In the early days, the Romans and Greeks employed body marks such as tattoos on gladiators, slaves and prisoners as a means to identify them from the rest of the villagers but in the recent year tattooing has become fashion statement and is generally common among males. The more tattoos on the body, the tougher the image but that too has changed as soon as awareness and freedom of expression took on a new level. Tattooing has also become common with women too and has become an excellent mode of showing the world their feelings and interests, even their sensuality.

Of all the mythical creatures, the dragon is the most universal and is prominently featured in hundreds of cultures that represent the elements and the four points of the compass.
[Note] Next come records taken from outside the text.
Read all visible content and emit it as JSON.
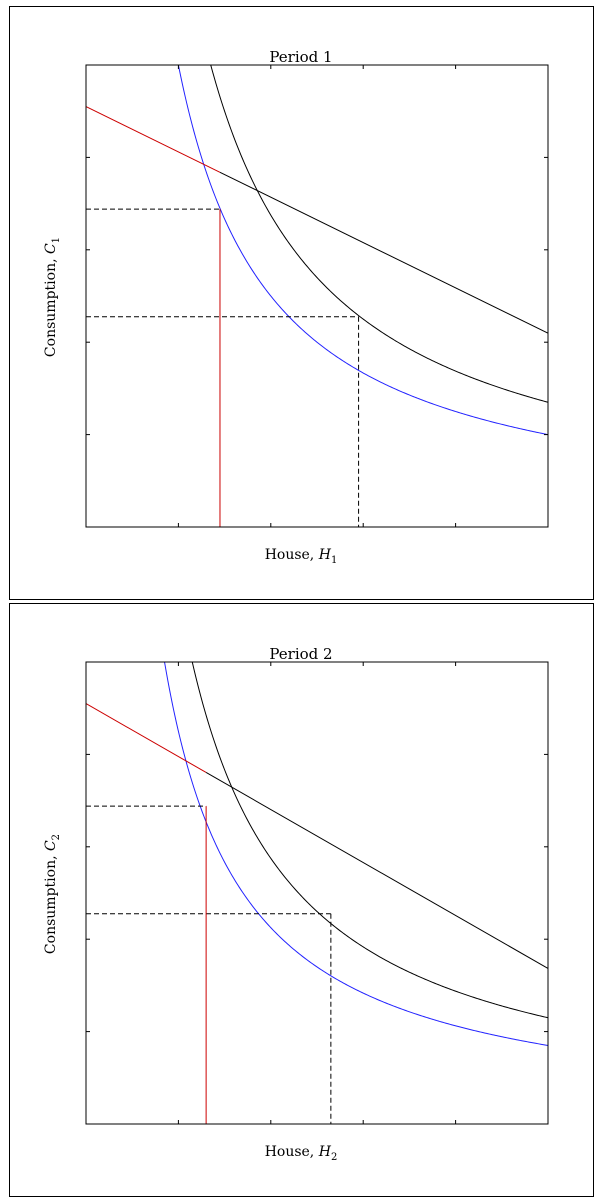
{
  "chart_data": [
    {
      "type": "line",
      "title": "Period 1",
      "xlabel": {
        "text": "House, ",
        "var": "H",
        "sub": "1"
      },
      "ylabel": {
        "text": "Consumption, ",
        "var": "C",
        "sub": "1"
      },
      "xlim": [
        0,
        10
      ],
      "ylim": [
        0,
        10
      ],
      "xticks": [
        2,
        4,
        6,
        8
      ],
      "yticks": [
        2,
        4,
        6,
        8
      ],
      "grid": false,
      "colors": {
        "budget_line": "#000000",
        "budget_segment": "#cc0000",
        "indiff_high": "#000000",
        "indiff_low": "#2222ff",
        "guides": "#000000"
      },
      "budget": {
        "intercept": 9.1,
        "slope": -0.4905
      },
      "budget_split_x": 2.9,
      "indifference_high": {
        "k": 27.0
      },
      "indifference_low": {
        "k": 20.0
      },
      "points": [
        {
          "name": "optimum",
          "x": 5.9,
          "y": 4.55
        },
        {
          "name": "constrained",
          "x": 2.9,
          "y": 6.88
        }
      ]
    },
    {
      "type": "line",
      "title": "Period 2",
      "xlabel": {
        "text": "House, ",
        "var": "H",
        "sub": "2"
      },
      "ylabel": {
        "text": "Consumption, ",
        "var": "C",
        "sub": "2"
      },
      "xlim": [
        0,
        10
      ],
      "ylim": [
        0,
        10
      ],
      "xticks": [
        2,
        4,
        6,
        8
      ],
      "yticks": [
        2,
        4,
        6,
        8
      ],
      "grid": false,
      "colors": {
        "budget_line": "#000000",
        "budget_segment": "#cc0000",
        "indiff_high": "#000000",
        "indiff_low": "#2222ff",
        "guides": "#000000"
      },
      "budget": {
        "intercept": 9.1,
        "slope": -0.5733
      },
      "budget_split_x": 2.6,
      "indifference_high": {
        "k": 23.0
      },
      "indifference_low": {
        "k": 17.0
      },
      "points": [
        {
          "name": "optimum",
          "x": 5.3,
          "y": 4.55
        },
        {
          "name": "constrained",
          "x": 2.6,
          "y": 6.88
        }
      ]
    }
  ]
}
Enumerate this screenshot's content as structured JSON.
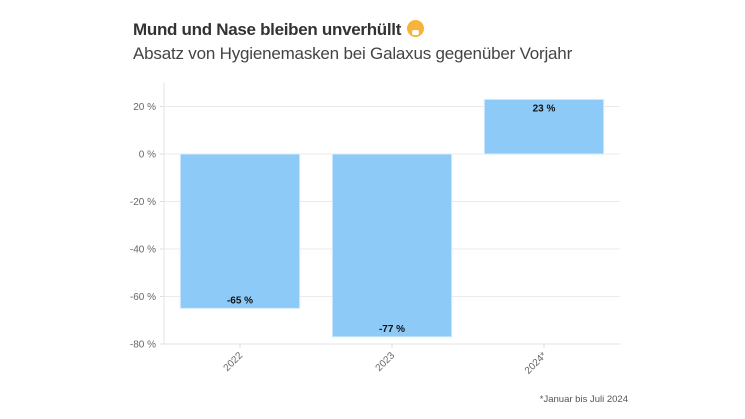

In the Far East dragons symbolizes Water, Earth, Underworld and Sky and in the West it is more often a early enemy with whom combat is considered the ultimate supreme test. The dragon is a culturally far-ranging character whose apparent bad temper should be interpreted as simply amoral, neither good nor evil. Nature nurtures as well as destroys and so too does the dragon and probably for this reason its meaning as a symbol is not always consistent. Rain, lightning, floods, comets in the night sky – all the chaos and uncertainty of the Universe can be represented by the symbol of the dragon.

The image of dragon is the prototype of dinosaur. It has always been imagined breathing fire. Those are called fire dragon. There are water dragon tattoos also that causes the springs to bubble up, but also drowned people. But whatever be the type of dragon it may be, powerful dragons are often balanced with other tattoo designs that symbolize aspects of yin and yang. The several aspects of yin and yang reflects that no quality of its opposite, nor so pure that it does not contain its opposite in a diminished form. Although the fire dragon tattoo is thought to conquer all things and water dragon tattoo represents fears or repressed feelings or emotions. To the Chinese, the fire-spitting dragon was principally associated with lightning, and by extension to thunder and rainmaking, which made it a symbol of fertility while the Ancient Emperors and Celtic kings adopted the dragon as a symbol of the rhythm of existence that ensured order and prosperity. According to Jungian psychologists the water dragon symbolizes the deeper reaches of our subconscious.

As with most cultural and artistic styles and trends, tattoos and tattooing have endured various cycles of popularity, waxing and waning over the years, but never far from the people's imagination.